Why all the accolades? Well, during their research Tversky and Kahneman hit upon a series of behavioural biases, ways in which humans act contrary to their own interests.
They outlined several of these behaviours in their paper, Judgement Under Uncertainty (1973).
The paper is pretty dense but essentially what they found was that people do not act in the way you think they would, i.e. taking in all the relevant information and working out the likelihood of things happening.
Instead, Kahnemann and Tversky showed that there are regular patterns of irrationality lying behind people's behaviour that work to disrupt their attempts to be rational, including about investments.
These are: that we judge people based on stereotypes; we assess the likelihood of events happening based on our ability to retrieve from memory similar events; and that we tend to make decisions based on some arbitrary starting point.
Their findings were in direct opposition to what is known as "conventional" or "modern" finance, the type of finance that is based on rational and logical theories, such as the capital asset pricing model (CAPM) and the efficient market hypothesis (EMH).

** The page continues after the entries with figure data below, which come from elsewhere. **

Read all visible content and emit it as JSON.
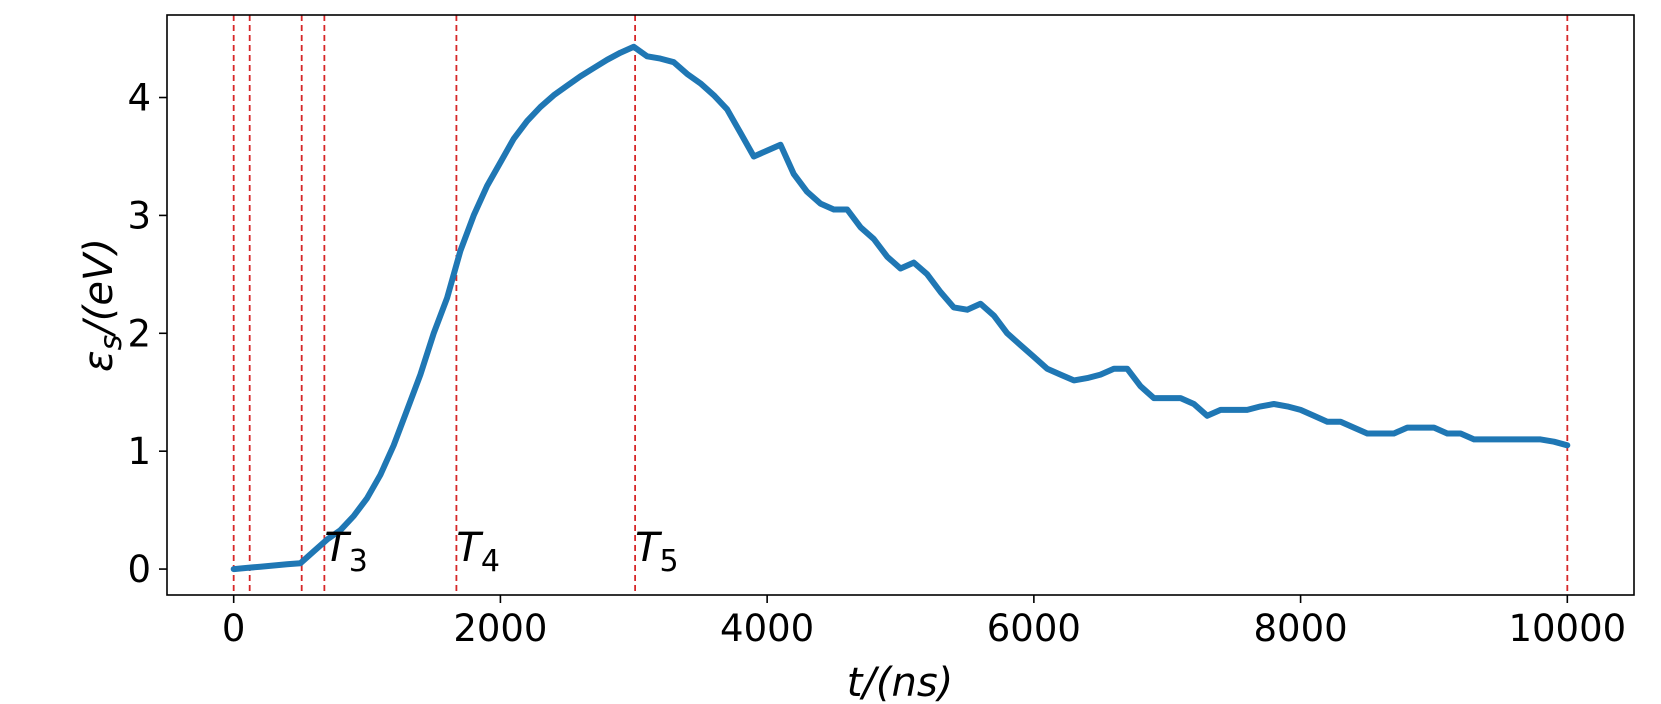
{
  "chart_data": {
    "type": "line",
    "xlabel": "t/(ns)",
    "ylabel": "εs/(eV)",
    "xlim": [
      -500,
      10500
    ],
    "ylim": [
      -0.22,
      4.7
    ],
    "xticks": [
      0,
      2000,
      4000,
      6000,
      8000,
      10000
    ],
    "yticks": [
      0,
      1,
      2,
      3,
      4
    ],
    "grid": false,
    "series": [
      {
        "color": "#1f77b4",
        "x": [
          0,
          100,
          200,
          300,
          400,
          500,
          600,
          700,
          800,
          900,
          1000,
          1100,
          1200,
          1300,
          1400,
          1500,
          1600,
          1700,
          1800,
          1900,
          2000,
          2100,
          2200,
          2300,
          2400,
          2500,
          2600,
          2700,
          2800,
          2900,
          3000,
          3100,
          3200,
          3300,
          3400,
          3500,
          3600,
          3700,
          3800,
          3900,
          4000,
          4100,
          4200,
          4300,
          4400,
          4500,
          4600,
          4700,
          4800,
          4900,
          5000,
          5100,
          5200,
          5300,
          5400,
          5500,
          5600,
          5700,
          5800,
          5900,
          6000,
          6100,
          6200,
          6300,
          6400,
          6500,
          6600,
          6700,
          6800,
          6900,
          7000,
          7100,
          7200,
          7300,
          7400,
          7500,
          7600,
          7700,
          7800,
          7900,
          8000,
          8100,
          8200,
          8300,
          8400,
          8500,
          8600,
          8700,
          8800,
          8900,
          9000,
          9100,
          9200,
          9300,
          9400,
          9500,
          9600,
          9700,
          9800,
          9900,
          10000
        ],
        "y": [
          0.0,
          0.01,
          0.02,
          0.03,
          0.04,
          0.05,
          0.15,
          0.25,
          0.33,
          0.45,
          0.6,
          0.8,
          1.05,
          1.35,
          1.65,
          2.0,
          2.3,
          2.7,
          3.0,
          3.25,
          3.45,
          3.65,
          3.8,
          3.92,
          4.02,
          4.1,
          4.18,
          4.25,
          4.32,
          4.38,
          4.43,
          4.35,
          4.33,
          4.3,
          4.2,
          4.12,
          4.02,
          3.9,
          3.7,
          3.5,
          3.55,
          3.6,
          3.35,
          3.2,
          3.1,
          3.05,
          3.05,
          2.9,
          2.8,
          2.65,
          2.55,
          2.6,
          2.5,
          2.35,
          2.22,
          2.2,
          2.25,
          2.15,
          2.0,
          1.9,
          1.8,
          1.7,
          1.65,
          1.6,
          1.62,
          1.65,
          1.7,
          1.7,
          1.55,
          1.45,
          1.45,
          1.45,
          1.4,
          1.3,
          1.35,
          1.35,
          1.35,
          1.38,
          1.4,
          1.38,
          1.35,
          1.3,
          1.25,
          1.25,
          1.2,
          1.15,
          1.15,
          1.15,
          1.2,
          1.2,
          1.2,
          1.15,
          1.15,
          1.1,
          1.1,
          1.1,
          1.1,
          1.1,
          1.1,
          1.08,
          1.05
        ]
      }
    ],
    "vlines": {
      "color": "#d62728",
      "x": [
        0,
        120,
        510,
        680,
        1670,
        3010,
        10000
      ]
    },
    "annotations": [
      {
        "label": "T",
        "sub": "3",
        "x": 680,
        "y": 0.05
      },
      {
        "label": "T",
        "sub": "4",
        "x": 1670,
        "y": 0.05
      },
      {
        "label": "T",
        "sub": "5",
        "x": 3010,
        "y": 0.05
      }
    ]
  }
}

These theories assume that people, for the most part, behave rationally and predictably.
One of the most basic assumptions that conventional economics and finance makes is that people are rational "wealth maximisers" who seek to increase their own wellbeing. According to conventional economics, emotions do not influence people when it comes to making economic choices.

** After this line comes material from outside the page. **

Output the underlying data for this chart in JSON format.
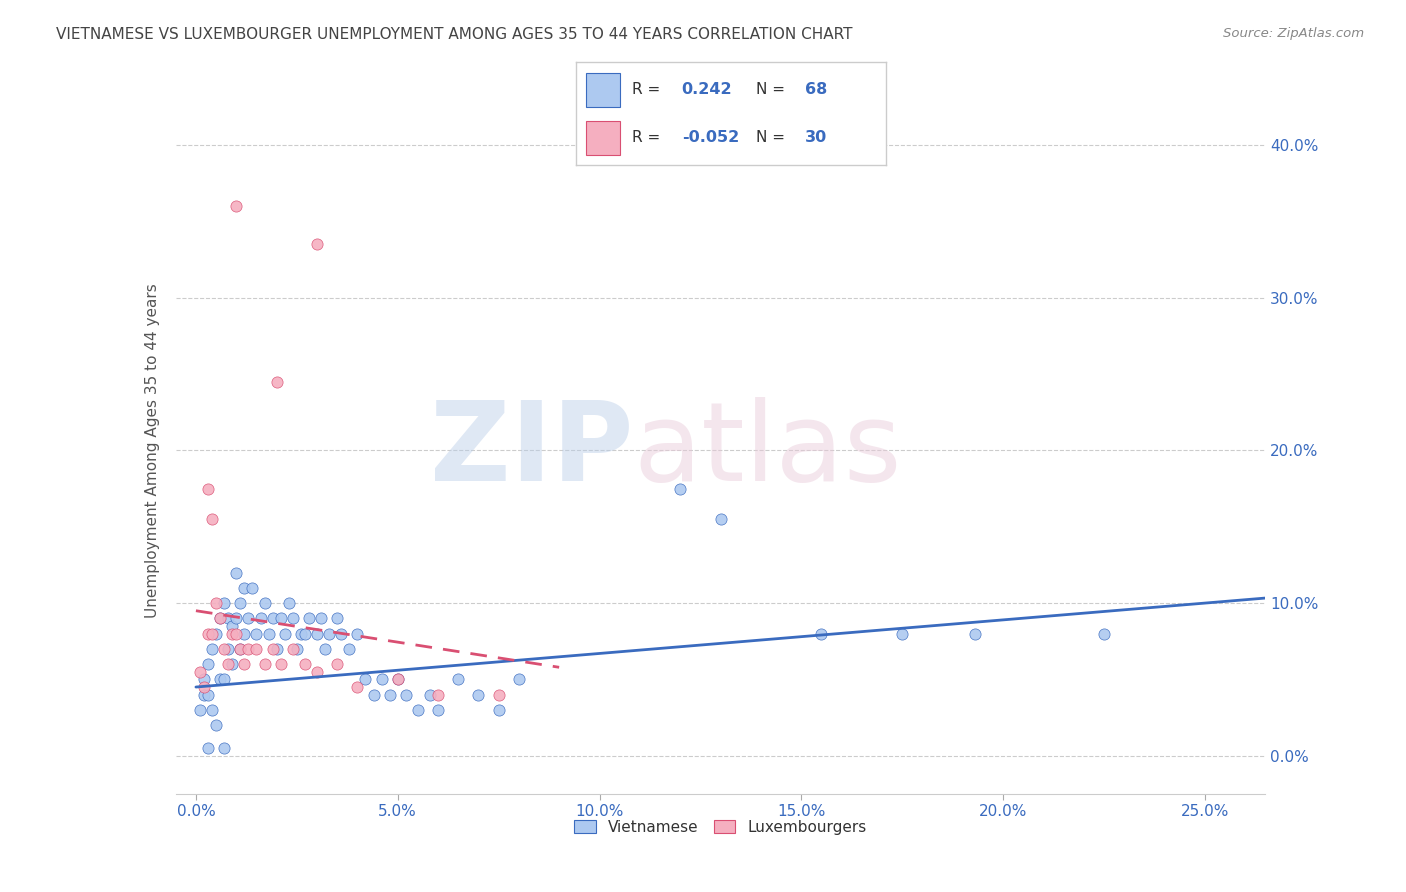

Kahneman and Tversky revealed that this assumption does not reflect how people in the real world operate.
So, how can behavioural finance compliment the financial planning process?
The US-based National Association of Active Investment Managers (NAAIM) released an interesting report in April looking at this very question.
The report, Three fundamentals, using active management, behavioural finance and planning to reach client objectives, states the fundamental reason for portfolio management is to meet clients' objectives rather than to beat the market.
It highlights the need to use behavioural finance to keep clients' emotions in check and help them avoid making decisions that will inevitably limit their ability to meet those objectives, thereby allowing them to stay comfortably invested in all market environments.
To achieve this, NAAIM recommends using a combination of active and passive investing to provide added diversification and help manage client emotions during volatile markets.
Another way an adviser can help a client make future pleasures, such as wealth, less remote is by devoting time to discussing it, helping the client to imagine their future happiness.
Clients sometimes fear they are missing out on the next big thing, or get spooked by a dip in markets. But by using behavioural finance, financial advisers can help them develop patience, become more future focused and better appreciate future gains.
Behavioural finance: Adviser head to head
FOR: Yellowtail Financial Planning managing director Dennis Hall
"I've long been intrigued by the behaviour of clients, like why would they do anything other than what I've suggested?! If I've understood the problem and presented the solution logically, what other forces are in play to cause them to do something else? The answer, it seems, lies in the emotions and biases that mess with our minds, and this is a fascinating topic.
"Gaining a greater understanding of how our behaviour sometimes doesn't work in our own best interests helps me understand my own irrational behaviour, and in turn helps me deal with my client's irrational behaviours.
"You can forget the passive versus active argument; behavioural finance is the real game-changer. If we can show our clients the behaviours that work against them, we stand a better chance of helping them achieve their goals, and put an end to the investment cycle of buying at the top and selling at the bottom."
AGAINST: Altior Vita financial planner James Brooke
"I don't think that behavioural finance can give you an edge on the market. It doesn't help us make a greater profit out of a market.
"Behavioural finance confirms rather than denies that markets are efficient. Just because an investor makes a bad decision doesn't mean the price of a stock is wrong – the market prices in herd mentality investing.
"The best way to capture returns is to invest in the market as a whole. Investing in asset classes is still the best thing to do even though people don't act rationally."